I want to know if my understanding is correct. And if so, why has no one raised any objections to this construction? Ateniese et al. just stated that "even this obfuscation is not key-private". But I think this construction is actually not a qualified obfuscator.

I'm still reading more papers on this topic, and I'd appreciate any guidance.

Answer 1

Given the re-encryption tuples from Alice to Bob and from Bob to Alice, the adversary can tell if the two re-encryption tuples are matched! ... This evidence shows that this construction A is not a secure obfuscator in their definition: the adversary gains additional knowledge!

In the work by Ateniese, Benson, and Hohenberger, they mention that the construction is not key-private where in the security game, the adversary is allowed to get multiple re-encryption tuples (i.e., obfuscated circuits). However, this does not imply that the construction fails to satisfy average-case VBB security, as the two security notions are fundamentally different.
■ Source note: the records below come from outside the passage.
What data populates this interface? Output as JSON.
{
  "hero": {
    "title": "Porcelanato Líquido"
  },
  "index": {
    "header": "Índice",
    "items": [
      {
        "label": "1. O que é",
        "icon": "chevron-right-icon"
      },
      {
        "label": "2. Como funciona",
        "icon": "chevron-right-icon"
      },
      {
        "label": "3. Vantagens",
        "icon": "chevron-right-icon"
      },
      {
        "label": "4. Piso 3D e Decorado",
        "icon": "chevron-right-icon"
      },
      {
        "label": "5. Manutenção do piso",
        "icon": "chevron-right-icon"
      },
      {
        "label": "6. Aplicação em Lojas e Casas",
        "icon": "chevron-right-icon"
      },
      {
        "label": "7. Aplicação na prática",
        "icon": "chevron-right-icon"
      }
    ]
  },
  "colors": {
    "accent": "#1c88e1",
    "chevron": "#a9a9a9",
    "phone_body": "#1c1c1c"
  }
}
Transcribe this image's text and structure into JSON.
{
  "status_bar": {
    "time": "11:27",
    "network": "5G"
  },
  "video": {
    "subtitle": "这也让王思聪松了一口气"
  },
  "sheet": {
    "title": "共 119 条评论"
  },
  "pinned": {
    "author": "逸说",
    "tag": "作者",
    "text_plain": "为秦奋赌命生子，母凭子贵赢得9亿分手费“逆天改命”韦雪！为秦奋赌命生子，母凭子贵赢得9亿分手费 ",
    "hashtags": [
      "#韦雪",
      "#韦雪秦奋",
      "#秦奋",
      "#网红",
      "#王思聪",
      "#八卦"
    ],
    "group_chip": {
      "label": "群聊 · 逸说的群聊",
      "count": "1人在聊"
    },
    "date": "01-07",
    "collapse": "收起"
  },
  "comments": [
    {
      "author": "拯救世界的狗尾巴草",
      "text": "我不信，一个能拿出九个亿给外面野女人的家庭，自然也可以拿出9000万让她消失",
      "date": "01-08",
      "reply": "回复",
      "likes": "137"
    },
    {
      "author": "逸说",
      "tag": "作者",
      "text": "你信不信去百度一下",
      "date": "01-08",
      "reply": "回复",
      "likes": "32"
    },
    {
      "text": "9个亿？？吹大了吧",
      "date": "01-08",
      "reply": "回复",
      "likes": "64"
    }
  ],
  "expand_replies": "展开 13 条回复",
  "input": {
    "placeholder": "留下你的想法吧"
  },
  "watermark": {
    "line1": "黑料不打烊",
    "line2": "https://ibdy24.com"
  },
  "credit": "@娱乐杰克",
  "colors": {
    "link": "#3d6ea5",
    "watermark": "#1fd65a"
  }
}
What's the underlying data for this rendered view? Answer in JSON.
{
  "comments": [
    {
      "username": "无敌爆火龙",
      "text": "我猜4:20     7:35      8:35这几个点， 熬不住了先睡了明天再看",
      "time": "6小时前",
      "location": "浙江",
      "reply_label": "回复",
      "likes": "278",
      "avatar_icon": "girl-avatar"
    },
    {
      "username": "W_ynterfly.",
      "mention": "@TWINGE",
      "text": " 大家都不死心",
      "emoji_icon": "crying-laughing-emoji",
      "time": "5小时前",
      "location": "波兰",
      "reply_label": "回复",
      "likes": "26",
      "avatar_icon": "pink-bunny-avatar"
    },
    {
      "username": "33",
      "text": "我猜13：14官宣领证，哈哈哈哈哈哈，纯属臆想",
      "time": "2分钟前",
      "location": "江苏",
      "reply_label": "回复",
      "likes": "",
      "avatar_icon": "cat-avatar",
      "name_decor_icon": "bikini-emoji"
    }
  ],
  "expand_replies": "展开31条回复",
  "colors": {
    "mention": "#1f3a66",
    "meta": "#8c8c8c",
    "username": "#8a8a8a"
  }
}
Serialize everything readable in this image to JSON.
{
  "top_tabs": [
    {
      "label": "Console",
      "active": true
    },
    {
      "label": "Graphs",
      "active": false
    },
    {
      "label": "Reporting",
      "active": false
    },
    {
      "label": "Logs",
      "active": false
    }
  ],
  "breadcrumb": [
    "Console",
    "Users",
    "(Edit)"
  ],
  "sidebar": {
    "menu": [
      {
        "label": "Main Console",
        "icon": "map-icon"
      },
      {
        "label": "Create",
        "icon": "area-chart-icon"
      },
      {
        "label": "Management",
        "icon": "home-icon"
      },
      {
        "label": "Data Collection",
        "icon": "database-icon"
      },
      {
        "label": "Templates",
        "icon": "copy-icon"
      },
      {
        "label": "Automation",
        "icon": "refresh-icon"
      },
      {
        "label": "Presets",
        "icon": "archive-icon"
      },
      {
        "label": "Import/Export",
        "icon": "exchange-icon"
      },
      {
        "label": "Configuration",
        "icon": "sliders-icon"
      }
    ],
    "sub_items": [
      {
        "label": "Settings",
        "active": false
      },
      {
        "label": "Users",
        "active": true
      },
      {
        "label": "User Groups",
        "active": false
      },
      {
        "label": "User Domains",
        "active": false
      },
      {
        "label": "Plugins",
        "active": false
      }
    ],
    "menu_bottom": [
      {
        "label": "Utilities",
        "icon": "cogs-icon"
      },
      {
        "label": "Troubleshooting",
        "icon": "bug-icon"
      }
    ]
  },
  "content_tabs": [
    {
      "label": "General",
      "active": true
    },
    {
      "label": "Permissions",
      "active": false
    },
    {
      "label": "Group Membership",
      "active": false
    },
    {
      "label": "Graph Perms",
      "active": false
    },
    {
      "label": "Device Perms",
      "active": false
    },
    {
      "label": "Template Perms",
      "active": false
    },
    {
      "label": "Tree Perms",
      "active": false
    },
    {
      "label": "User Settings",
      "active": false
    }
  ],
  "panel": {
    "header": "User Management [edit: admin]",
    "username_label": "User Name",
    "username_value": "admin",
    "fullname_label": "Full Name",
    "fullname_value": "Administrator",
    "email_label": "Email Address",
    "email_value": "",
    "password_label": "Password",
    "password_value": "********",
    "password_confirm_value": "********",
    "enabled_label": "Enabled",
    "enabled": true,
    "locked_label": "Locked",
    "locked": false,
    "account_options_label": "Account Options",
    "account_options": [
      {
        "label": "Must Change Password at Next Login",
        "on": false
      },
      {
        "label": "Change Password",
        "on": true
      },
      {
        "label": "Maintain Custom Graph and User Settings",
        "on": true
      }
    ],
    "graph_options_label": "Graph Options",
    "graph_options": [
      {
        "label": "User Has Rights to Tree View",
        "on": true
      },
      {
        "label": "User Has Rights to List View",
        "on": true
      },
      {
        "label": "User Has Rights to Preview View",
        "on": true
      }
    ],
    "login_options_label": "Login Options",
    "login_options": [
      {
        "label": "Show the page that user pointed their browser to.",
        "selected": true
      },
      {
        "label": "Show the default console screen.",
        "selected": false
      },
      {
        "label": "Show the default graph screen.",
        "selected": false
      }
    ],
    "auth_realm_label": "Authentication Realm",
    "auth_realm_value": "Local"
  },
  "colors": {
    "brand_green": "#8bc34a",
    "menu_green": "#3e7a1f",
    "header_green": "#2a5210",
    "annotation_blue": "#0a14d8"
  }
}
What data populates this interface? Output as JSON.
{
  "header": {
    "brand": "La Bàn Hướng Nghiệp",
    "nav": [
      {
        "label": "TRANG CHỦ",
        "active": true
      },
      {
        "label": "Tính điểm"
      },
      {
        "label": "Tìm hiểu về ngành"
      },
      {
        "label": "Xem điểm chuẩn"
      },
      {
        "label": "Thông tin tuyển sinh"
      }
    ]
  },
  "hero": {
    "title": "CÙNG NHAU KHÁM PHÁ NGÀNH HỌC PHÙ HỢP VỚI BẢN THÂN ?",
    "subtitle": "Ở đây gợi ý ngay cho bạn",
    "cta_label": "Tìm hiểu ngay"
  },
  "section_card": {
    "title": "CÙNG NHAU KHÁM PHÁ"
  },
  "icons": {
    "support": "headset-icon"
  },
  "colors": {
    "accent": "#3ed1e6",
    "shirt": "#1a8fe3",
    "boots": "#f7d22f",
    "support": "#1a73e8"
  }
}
Let’s clarify this distinction more precisely.

The (average-case) virtual black-box (VBB) security for an obfuscator $\mathsf{Obf}$ says:

For every efficient adversary $\mathcal{A}$, there exists a simulator $\mathsf{Sim}$ such that (on an average) for a circuit $C$ drawn from a family of circuits, the adversary's output when given $\mathsf{Obf}(C)$ is indistinguishable from the simulator's output given only black-box access to $C$.

In simple terms: you should not be able to learn anything from the code of $\mathsf{Obf}(C)$ that you couldn't learn from just querying $C$ as a black-box.

Now importantly, this only applies to a single obfuscated program, i.e., the adversary gets $\mathsf{Obf}(C)$, not multiple circuits $\mathsf{Obf}(C_1), \mathsf{Obf}(C_2)$, etc., unless the definition is extended to handle multiple obfuscated programs. That is, the fact that two different obfuscated programs, when seen together, reveal relational information (e.g., being inverses) is not covered by the VBB security guarantee.